Emeralds, rubies, sapphires and diamonds are staples in our work. We’ve always loved the star stones, such as alexandrites and cat’s-eye moonstones. We’re attracted to bright, feminine colors with an inner life, like Paraíba tourmalines, lagoon tourmalines and rubelites. Above all, the gems have to be gorgeous.
Do you make new designs these days or rely on your archive or both?
We make new designs all the time and look into our archives for inspiration. We don’t make an exact copy of something from 1927. We’ll change the proportion or details to reflect twenty-first-century taste.
What are some of your most popular designs today?
The item we make the most, with all sorts of variations, is the Entourage ring. The original design in our archives dates back to the nineteen forties. Entourage is derived from the French word for “surround,” and in the design, a center stone is encircled by diamonds in fancy shapes, like ovals.
For the past twelve years or so, we’ve been making a lot of scatter bracelets.
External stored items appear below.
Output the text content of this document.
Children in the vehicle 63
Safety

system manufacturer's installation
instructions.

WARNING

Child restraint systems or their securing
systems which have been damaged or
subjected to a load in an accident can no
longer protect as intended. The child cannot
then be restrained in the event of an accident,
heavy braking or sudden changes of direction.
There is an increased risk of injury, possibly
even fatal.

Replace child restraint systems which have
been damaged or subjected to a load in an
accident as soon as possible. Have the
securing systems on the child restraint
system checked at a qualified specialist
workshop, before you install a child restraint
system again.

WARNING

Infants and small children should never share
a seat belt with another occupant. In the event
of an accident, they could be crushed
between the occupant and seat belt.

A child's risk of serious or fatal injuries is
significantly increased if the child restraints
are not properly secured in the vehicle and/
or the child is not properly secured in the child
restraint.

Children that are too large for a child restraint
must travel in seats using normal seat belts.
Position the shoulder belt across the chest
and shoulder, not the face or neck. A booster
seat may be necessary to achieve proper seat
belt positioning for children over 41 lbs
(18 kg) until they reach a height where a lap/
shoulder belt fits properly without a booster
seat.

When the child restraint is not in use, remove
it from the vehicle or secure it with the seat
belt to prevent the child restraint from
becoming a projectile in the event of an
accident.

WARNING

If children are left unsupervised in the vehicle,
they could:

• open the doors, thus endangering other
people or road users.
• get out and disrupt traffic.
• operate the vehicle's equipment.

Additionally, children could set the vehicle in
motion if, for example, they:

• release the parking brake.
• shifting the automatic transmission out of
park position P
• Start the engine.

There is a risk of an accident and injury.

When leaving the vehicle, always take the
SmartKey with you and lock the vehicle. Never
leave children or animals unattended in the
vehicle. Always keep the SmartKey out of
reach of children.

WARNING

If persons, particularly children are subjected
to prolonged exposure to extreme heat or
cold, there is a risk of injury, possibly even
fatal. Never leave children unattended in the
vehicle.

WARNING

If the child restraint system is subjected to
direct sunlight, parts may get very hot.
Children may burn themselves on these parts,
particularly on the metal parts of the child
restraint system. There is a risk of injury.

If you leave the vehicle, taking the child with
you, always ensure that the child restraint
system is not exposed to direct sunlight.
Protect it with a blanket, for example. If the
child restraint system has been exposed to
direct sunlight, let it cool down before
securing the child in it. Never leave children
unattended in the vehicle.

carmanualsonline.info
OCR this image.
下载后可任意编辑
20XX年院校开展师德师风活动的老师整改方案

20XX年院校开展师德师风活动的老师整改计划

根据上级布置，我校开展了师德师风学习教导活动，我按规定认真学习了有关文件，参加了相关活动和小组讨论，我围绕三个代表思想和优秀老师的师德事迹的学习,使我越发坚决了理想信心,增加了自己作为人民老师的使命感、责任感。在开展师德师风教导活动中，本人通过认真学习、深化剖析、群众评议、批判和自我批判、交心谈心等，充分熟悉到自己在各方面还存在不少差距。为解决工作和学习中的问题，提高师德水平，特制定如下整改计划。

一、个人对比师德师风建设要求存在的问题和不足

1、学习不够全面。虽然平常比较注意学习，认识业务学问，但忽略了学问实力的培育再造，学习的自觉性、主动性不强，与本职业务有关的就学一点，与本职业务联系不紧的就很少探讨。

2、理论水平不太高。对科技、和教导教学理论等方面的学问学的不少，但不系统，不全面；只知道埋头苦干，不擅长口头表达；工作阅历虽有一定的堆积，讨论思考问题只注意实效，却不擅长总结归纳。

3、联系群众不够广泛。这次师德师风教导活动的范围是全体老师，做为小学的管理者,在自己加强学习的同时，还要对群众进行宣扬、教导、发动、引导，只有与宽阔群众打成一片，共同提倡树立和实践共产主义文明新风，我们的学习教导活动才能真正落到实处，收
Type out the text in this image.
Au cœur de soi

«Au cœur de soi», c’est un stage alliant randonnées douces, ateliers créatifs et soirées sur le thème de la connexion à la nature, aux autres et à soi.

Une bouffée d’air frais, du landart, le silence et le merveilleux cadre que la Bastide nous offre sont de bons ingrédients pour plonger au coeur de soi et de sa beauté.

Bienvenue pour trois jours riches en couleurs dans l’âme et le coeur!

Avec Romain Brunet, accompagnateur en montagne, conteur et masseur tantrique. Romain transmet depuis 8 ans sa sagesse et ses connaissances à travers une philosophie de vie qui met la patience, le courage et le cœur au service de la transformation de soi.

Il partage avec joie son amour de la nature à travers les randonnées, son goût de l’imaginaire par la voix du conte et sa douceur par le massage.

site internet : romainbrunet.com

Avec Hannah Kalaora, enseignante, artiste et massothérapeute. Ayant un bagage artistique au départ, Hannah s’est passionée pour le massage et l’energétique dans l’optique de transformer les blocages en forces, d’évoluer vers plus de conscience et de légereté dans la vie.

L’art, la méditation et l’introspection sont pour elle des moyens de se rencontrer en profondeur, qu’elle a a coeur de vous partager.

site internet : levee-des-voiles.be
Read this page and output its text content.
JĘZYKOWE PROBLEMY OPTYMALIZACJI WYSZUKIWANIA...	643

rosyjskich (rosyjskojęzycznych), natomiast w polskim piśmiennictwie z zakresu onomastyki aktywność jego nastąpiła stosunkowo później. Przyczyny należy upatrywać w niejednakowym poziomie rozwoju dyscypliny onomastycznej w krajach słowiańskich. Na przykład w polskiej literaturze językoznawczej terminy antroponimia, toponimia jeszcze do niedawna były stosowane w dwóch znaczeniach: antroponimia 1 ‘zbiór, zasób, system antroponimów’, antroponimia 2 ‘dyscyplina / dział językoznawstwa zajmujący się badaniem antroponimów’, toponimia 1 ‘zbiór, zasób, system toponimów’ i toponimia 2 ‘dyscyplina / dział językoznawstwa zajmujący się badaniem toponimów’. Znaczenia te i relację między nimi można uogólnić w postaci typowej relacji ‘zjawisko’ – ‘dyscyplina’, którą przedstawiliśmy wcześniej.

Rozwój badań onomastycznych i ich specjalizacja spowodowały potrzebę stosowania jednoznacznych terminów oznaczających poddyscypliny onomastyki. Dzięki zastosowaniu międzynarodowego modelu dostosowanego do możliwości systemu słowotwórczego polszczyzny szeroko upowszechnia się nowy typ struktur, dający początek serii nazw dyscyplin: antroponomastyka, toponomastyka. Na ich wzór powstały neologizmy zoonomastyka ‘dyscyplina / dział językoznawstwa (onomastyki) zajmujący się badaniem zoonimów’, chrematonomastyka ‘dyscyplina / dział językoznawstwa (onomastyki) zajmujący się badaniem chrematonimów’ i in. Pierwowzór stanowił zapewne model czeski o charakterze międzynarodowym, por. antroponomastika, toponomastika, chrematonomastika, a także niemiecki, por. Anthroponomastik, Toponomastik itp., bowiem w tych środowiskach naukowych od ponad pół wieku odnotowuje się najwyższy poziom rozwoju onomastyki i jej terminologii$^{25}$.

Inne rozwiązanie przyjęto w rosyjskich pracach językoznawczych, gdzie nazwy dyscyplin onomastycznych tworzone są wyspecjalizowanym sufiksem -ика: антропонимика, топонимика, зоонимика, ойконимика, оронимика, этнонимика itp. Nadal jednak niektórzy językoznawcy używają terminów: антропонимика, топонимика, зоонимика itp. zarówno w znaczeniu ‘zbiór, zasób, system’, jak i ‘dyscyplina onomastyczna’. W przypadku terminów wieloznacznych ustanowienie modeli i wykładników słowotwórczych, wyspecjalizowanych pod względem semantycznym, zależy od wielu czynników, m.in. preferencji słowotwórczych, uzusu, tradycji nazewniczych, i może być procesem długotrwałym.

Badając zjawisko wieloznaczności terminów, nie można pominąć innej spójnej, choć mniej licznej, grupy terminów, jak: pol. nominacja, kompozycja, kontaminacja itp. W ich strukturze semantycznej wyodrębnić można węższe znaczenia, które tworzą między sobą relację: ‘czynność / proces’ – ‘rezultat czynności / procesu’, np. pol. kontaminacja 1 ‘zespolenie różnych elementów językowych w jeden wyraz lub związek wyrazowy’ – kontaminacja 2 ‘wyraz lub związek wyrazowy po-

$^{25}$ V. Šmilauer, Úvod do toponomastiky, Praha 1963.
They’re about a half inch or an inch wide and set with randomly laid-out stones.
The company is known for designs that endure. Yet the way the actor Billy Porter styled three Oscar Heyman flower brooches at the 2019 Golden Globes put the firm and its style right on the cutting edge of fashion and the new wave of men wearing fine jewelry. Can you tell us how that moment happened?
We met Billy through a dress designer located in our building. The designer picked the flower brooches for him to wear because they matched the embroidery on his suit and cape.
It was wonderful to work with him, and he looked like he was having so much fun. Truly, the situation was sort of like the Taylor-Burton Diamond necklace in that it happened through personal relationships. They were both wonderful, real moments in our history.